Second, I made the case that the global AIDS norm is what I term incomplete. IR theory now generally understands norms as contested throughout their trajectories, but our understanding of contestation and its consequences is theoretically limited by most approaches’ reliance on the steps of the trajectory of the norm as a defining framework and their understanding of the phenomenon as a series of distinct cycles. As a result, the impacts of contestation are generally measured in terms of norm status, overlooking other possible outcomes.
I argue that another approach is necessary to make sense of the entire range of possibilities of norm contestation. Using the case of the HIV/AIDS norm, I showed that it is possible for a norm to succeed and be influential while one of its key aspects remains contested, thus keeping part of its meaning unstable. This phenomenon is what I termed norm incompleteness. In the case of the HIV/AIDS response norm, the matter of the populations most affected was initially elided or limited to a focus on politically acceptable victims (women and children) in order to gather support for the response. This has succeeded in getting many on board, but it has also left the matter unresolved and allowed it to remain a constantly debated point, preventing the adoption of a consensus.
Third, I argued that this incompleteness allows the norm to become a site of political and ideological confrontation for states, thus undermining its efficacy even as it appears widely supported and complied with. The ongoing debate makes it easier for actors to argue compliance and thus reap the associated benefits while promoting a version of the norm that most aligns with their interests. In the case of HIV, most states repeatedly state that they support the response as responsible international actors, but they fight increasingly visibly about who should be included in international funding and why. With the rise of a global conservative movement using the United Nations as a terrain for ideological fights, the global response to HIV/AIDS has become a battleground for competing ideational and foreign policy projects that in turn perpetuate the debate.
The fact that an incomplete norm is easier to politicize and instrumentalize makes them particularly vulnerable at a time of international fragmentation. I believe that other international norms fall within that category besides the AIDS response norm, and that this gives us a key indication as to what the global governance landscape is likely to look like in the coming years. Rather than discarding norms altogether as belonging to the previous order, states will appropriate them as foreign policy tools and therefore weaken their reach and bend their intended purposes.

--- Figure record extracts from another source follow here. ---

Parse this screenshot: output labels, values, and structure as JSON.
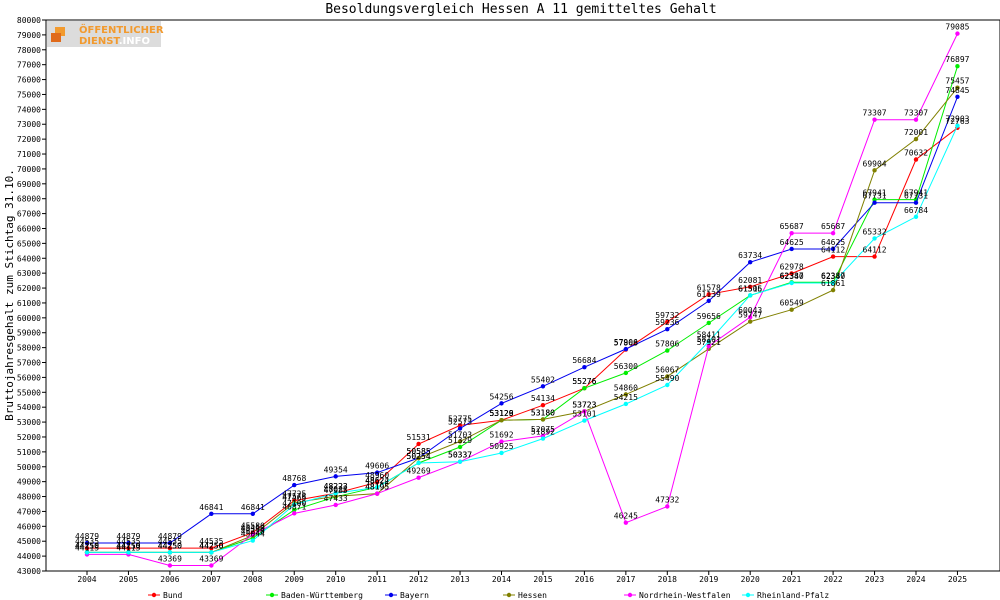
{
  "logo": {
    "line1": "ÖFFENTLICHER",
    "line2": "DIENST",
    "line3": ".INFO"
  },
  "chart_data": {
    "type": "line",
    "title": "Besoldungsvergleich Hessen A 11 gemitteltes Gehalt",
    "ylabel": "Bruttojahresgehalt zum Stichtag 31.10.",
    "xlabel": "",
    "ylim": [
      43000,
      80000
    ],
    "ytick_step": 1000,
    "grid": false,
    "legend": "bottom",
    "x": [
      2004,
      2005,
      2006,
      2007,
      2008,
      2009,
      2010,
      2011,
      2012,
      2013,
      2014,
      2015,
      2016,
      2017,
      2018,
      2019,
      2020,
      2021,
      2022,
      2023,
      2024,
      2025
    ],
    "series": [
      {
        "name": "Bund",
        "color": "#ff0000",
        "values": [
          44535,
          44535,
          44535,
          44535,
          45580,
          47725,
          48223,
          48960,
          51531,
          52775,
          53129,
          54134,
          55276,
          57868,
          59732,
          61578,
          62081,
          62978,
          64112,
          64112,
          70632,
          72763
        ]
      },
      {
        "name": "Baden-Württemberg",
        "color": "#00ee00",
        "values": [
          44250,
          44250,
          44250,
          44250,
          45220,
          47100,
          47985,
          48624,
          50254,
          51329,
          53126,
          53180,
          55276,
          56300,
          57806,
          59656,
          61506,
          62387,
          62387,
          67941,
          67941,
          76897
        ]
      },
      {
        "name": "Bayern",
        "color": "#0000ee",
        "values": [
          44879,
          44879,
          44879,
          46841,
          46841,
          48768,
          49354,
          49606,
          50585,
          52573,
          54256,
          55402,
          56684,
          57906,
          59236,
          61139,
          63734,
          64625,
          64625,
          67731,
          67731,
          74845
        ]
      },
      {
        "name": "Hessen",
        "color": "#808000",
        "values": [
          44250,
          44250,
          44250,
          44250,
          45390,
          47578,
          48022,
          48195,
          50585,
          51703,
          53129,
          53180,
          53723,
          54860,
          56067,
          57921,
          59747,
          60549,
          61861,
          69904,
          72001,
          75457
        ]
      },
      {
        "name": "Nordrhein-Westfalen",
        "color": "#ff00ff",
        "values": [
          44113,
          44113,
          43369,
          43369,
          45450,
          46871,
          47433,
          48195,
          49269,
          50337,
          51692,
          52075,
          53723,
          46245,
          47332,
          58101,
          60043,
          65687,
          65687,
          73307,
          73307,
          79085
        ]
      },
      {
        "name": "Rheinland-Pfalz",
        "color": "#00ffff",
        "values": [
          44250,
          44250,
          44250,
          44250,
          45044,
          47465,
          48223,
          48622,
          50254,
          50337,
          50925,
          51892,
          53101,
          54215,
          55490,
          58411,
          61515,
          62340,
          62340,
          65332,
          66784,
          72903
        ]
      }
    ]
  }
}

I conducted 8 months of archival research and elite interviews with 68 activists, diplomats, and policy makers in France, the US, and Russia to build three country case studies outlining how these dynamics played out. It allowed me to show that each of these states have leveraged the incompleteness of the norm to use it as a foreign policy tool in their own distinct way.

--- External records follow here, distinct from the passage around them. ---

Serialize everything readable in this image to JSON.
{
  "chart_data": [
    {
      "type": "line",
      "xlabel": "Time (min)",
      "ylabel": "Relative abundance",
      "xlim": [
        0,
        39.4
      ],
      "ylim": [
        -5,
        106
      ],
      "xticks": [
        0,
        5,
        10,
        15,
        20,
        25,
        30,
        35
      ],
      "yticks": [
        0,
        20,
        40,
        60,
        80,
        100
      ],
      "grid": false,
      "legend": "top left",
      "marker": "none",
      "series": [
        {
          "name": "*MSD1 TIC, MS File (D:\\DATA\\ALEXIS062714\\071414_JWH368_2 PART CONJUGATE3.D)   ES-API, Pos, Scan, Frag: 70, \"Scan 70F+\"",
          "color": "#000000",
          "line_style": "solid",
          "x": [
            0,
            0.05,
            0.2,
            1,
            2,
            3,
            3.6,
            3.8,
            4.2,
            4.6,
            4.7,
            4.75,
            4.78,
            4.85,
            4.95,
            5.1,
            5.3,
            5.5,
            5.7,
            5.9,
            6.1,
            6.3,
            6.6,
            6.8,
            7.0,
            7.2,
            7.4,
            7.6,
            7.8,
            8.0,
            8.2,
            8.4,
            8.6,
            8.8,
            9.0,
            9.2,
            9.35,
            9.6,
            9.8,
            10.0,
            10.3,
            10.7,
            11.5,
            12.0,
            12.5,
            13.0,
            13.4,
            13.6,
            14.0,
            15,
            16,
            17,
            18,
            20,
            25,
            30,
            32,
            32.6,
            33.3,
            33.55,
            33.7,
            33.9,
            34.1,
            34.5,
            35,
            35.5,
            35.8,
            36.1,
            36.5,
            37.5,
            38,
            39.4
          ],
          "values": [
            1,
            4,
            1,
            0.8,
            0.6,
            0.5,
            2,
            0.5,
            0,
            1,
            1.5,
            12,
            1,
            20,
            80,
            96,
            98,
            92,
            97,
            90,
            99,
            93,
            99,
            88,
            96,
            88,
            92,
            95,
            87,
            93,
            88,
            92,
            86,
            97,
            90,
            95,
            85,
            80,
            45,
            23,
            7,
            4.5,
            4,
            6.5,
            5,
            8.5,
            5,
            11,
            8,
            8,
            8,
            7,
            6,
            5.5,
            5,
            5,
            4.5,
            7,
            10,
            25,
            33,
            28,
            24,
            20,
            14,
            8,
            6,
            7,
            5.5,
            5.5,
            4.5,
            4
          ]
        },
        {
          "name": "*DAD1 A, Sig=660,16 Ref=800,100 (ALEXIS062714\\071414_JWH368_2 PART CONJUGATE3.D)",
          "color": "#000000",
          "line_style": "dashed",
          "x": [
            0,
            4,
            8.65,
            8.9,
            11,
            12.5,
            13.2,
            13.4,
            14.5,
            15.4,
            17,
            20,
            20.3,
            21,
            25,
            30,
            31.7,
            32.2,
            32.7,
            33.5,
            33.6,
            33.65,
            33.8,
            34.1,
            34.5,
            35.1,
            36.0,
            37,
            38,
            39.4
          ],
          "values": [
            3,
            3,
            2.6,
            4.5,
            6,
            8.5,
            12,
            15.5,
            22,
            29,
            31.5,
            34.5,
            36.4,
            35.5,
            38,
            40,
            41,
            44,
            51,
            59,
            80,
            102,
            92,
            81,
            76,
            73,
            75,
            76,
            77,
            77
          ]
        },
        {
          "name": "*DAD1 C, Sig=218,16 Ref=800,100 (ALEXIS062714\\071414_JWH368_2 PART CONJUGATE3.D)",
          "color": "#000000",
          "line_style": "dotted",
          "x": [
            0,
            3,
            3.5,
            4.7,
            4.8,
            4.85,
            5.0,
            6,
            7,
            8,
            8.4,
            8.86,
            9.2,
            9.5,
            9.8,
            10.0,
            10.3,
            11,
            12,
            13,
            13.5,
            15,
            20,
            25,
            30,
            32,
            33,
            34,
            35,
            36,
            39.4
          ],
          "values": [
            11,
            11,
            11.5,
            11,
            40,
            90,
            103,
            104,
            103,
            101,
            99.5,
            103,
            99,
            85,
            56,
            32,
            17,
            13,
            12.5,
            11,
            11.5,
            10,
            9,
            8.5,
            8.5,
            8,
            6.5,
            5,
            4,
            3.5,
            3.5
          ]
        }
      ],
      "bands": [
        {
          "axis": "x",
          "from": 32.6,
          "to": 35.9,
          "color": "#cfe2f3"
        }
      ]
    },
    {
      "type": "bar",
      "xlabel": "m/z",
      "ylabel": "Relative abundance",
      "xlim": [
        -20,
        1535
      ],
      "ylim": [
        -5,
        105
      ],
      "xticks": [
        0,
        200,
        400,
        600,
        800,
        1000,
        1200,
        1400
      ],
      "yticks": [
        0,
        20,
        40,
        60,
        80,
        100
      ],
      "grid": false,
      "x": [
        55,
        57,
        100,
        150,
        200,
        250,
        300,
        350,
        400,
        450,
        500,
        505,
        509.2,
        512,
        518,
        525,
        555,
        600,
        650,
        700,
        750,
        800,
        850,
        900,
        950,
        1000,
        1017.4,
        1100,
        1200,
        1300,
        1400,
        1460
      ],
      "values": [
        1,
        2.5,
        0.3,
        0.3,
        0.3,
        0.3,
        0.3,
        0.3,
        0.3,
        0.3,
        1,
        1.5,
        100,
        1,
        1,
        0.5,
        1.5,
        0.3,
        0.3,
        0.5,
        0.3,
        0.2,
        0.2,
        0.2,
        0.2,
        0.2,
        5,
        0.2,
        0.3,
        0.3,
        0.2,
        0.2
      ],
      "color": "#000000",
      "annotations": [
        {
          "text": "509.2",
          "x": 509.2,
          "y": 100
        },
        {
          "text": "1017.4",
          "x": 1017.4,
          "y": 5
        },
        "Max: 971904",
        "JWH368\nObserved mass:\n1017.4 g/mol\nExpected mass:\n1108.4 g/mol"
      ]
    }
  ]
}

My post-doctoral work builds on these theoretical insights to make sense of the current state of the response. Amid massive shifts in international funding and intensifying global culture wars, the topic is more salient than ever. I aim to accomplish two goals in the near future: chart the probably course of the global response going forward, and trace the growing role of African states in shaping it.

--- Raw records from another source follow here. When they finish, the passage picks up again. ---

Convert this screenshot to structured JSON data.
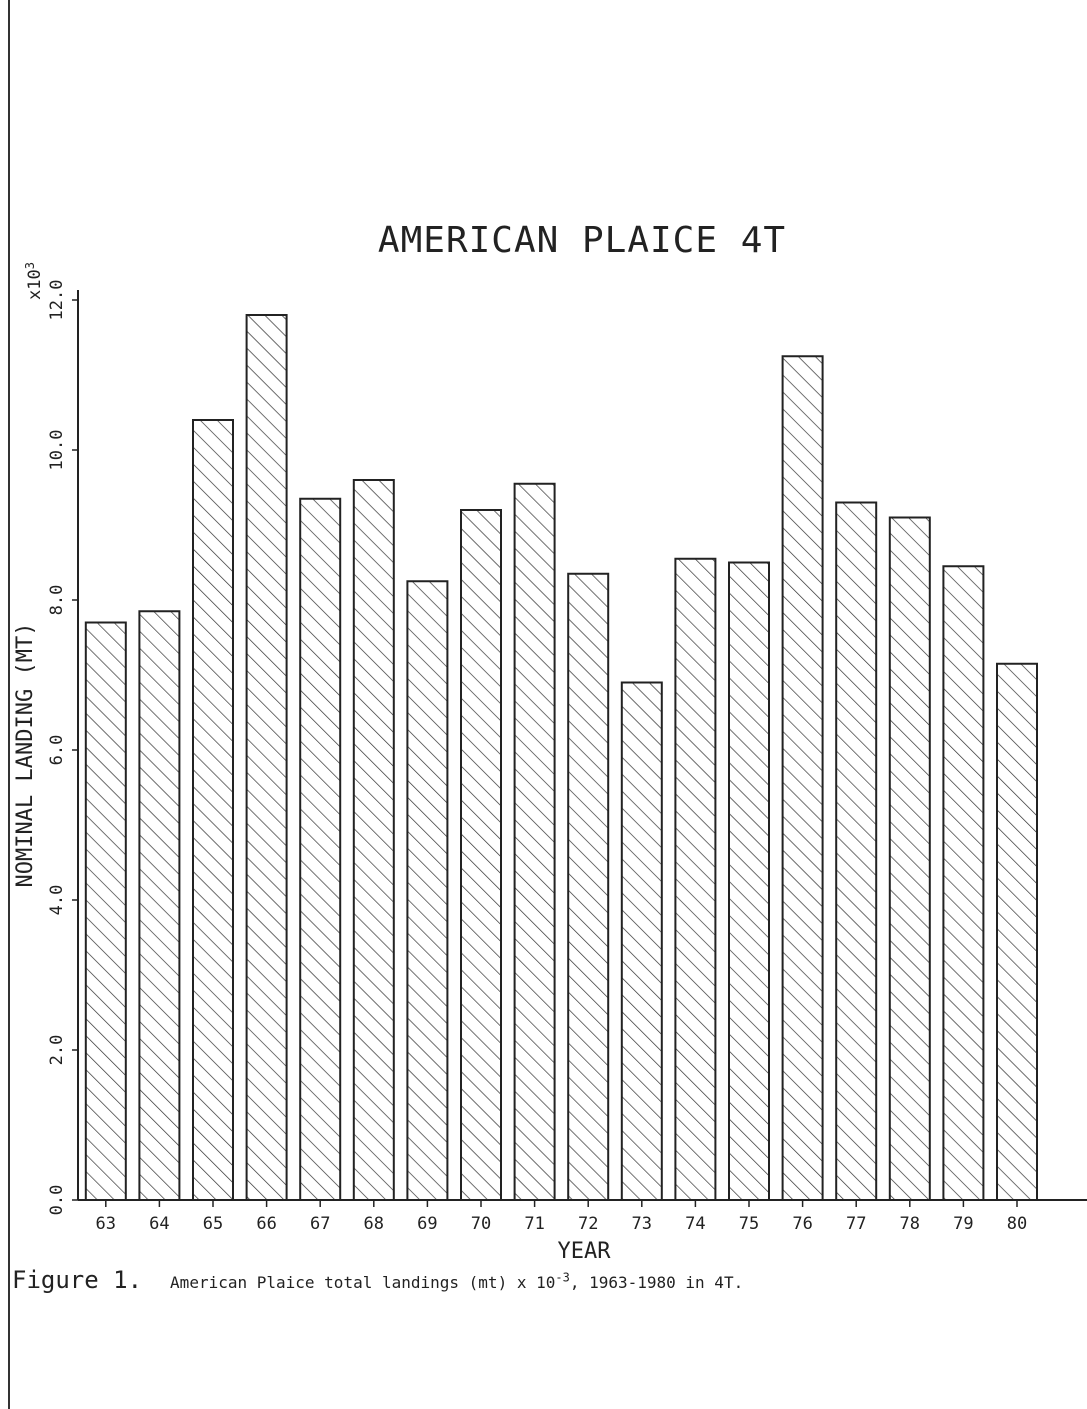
{
  "chart_data": {
    "type": "bar",
    "title": "AMERICAN PLAICE 4T",
    "xlabel": "YEAR",
    "ylabel": "NOMINAL LANDING (MT)",
    "y_multiplier": "x10",
    "y_multiplier_exp": "3",
    "categories": [
      "63",
      "64",
      "65",
      "66",
      "67",
      "68",
      "69",
      "70",
      "71",
      "72",
      "73",
      "74",
      "75",
      "76",
      "77",
      "78",
      "79",
      "80"
    ],
    "values": [
      7.7,
      7.85,
      10.4,
      11.8,
      9.35,
      9.6,
      8.25,
      9.2,
      9.55,
      8.35,
      6.9,
      8.55,
      8.5,
      11.25,
      9.3,
      9.1,
      8.45,
      7.15
    ],
    "ylim": [
      0,
      12
    ],
    "yticks": [
      0,
      2,
      4,
      6,
      8,
      10,
      12
    ],
    "ytick_labels": [
      "0.0",
      "2.0",
      "4.0",
      "6.0",
      "8.0",
      "10.0",
      "12.0"
    ],
    "grid": false,
    "bar_fill": "diagonal-hatch",
    "colors": {
      "ink": "#222222",
      "background": "#ffffff"
    }
  },
  "caption": {
    "figure_label": "Figure 1.",
    "text_before": "American Plaice total landings (mt) x 10",
    "exponent": "-3",
    "text_after": ", 1963-1980 in 4T."
  }
}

This allows me to draw from my second area of expertise, which I have continued to develop throughout my time at McGill. Most recently, I have been working on a 3-year research project with Prof. Daniel Douek on the impacts of the assassination of political leaders at independence on the trajectory of post-colonial states. I have mainly been responsible for archival research in 12 sites across the UK, France, and Switzerland, as well as managing the undergrad research team. I aim to draw on these findings to publish pieces that will complement the monograph to be published by Prof. Douek based on our work.
My research is rooted in my experience working in health financing at the Global Fund to Fight AIDS, Tuberculosis and Malaria. I aim for my findings to support evidence-based health policies that are most responsive to the needs of vulnerable populations, especially in the current environment of decreased funding worldwide.
My approach to African politics is shaped by a decolonial perspective and an awareness of the pitfalls of my own positionality as a Western researcher. I nevertheless hope to contribute to raising the profile of the continent in international relations and shading light on colonial practices that still have a deep impact on contemporary governance.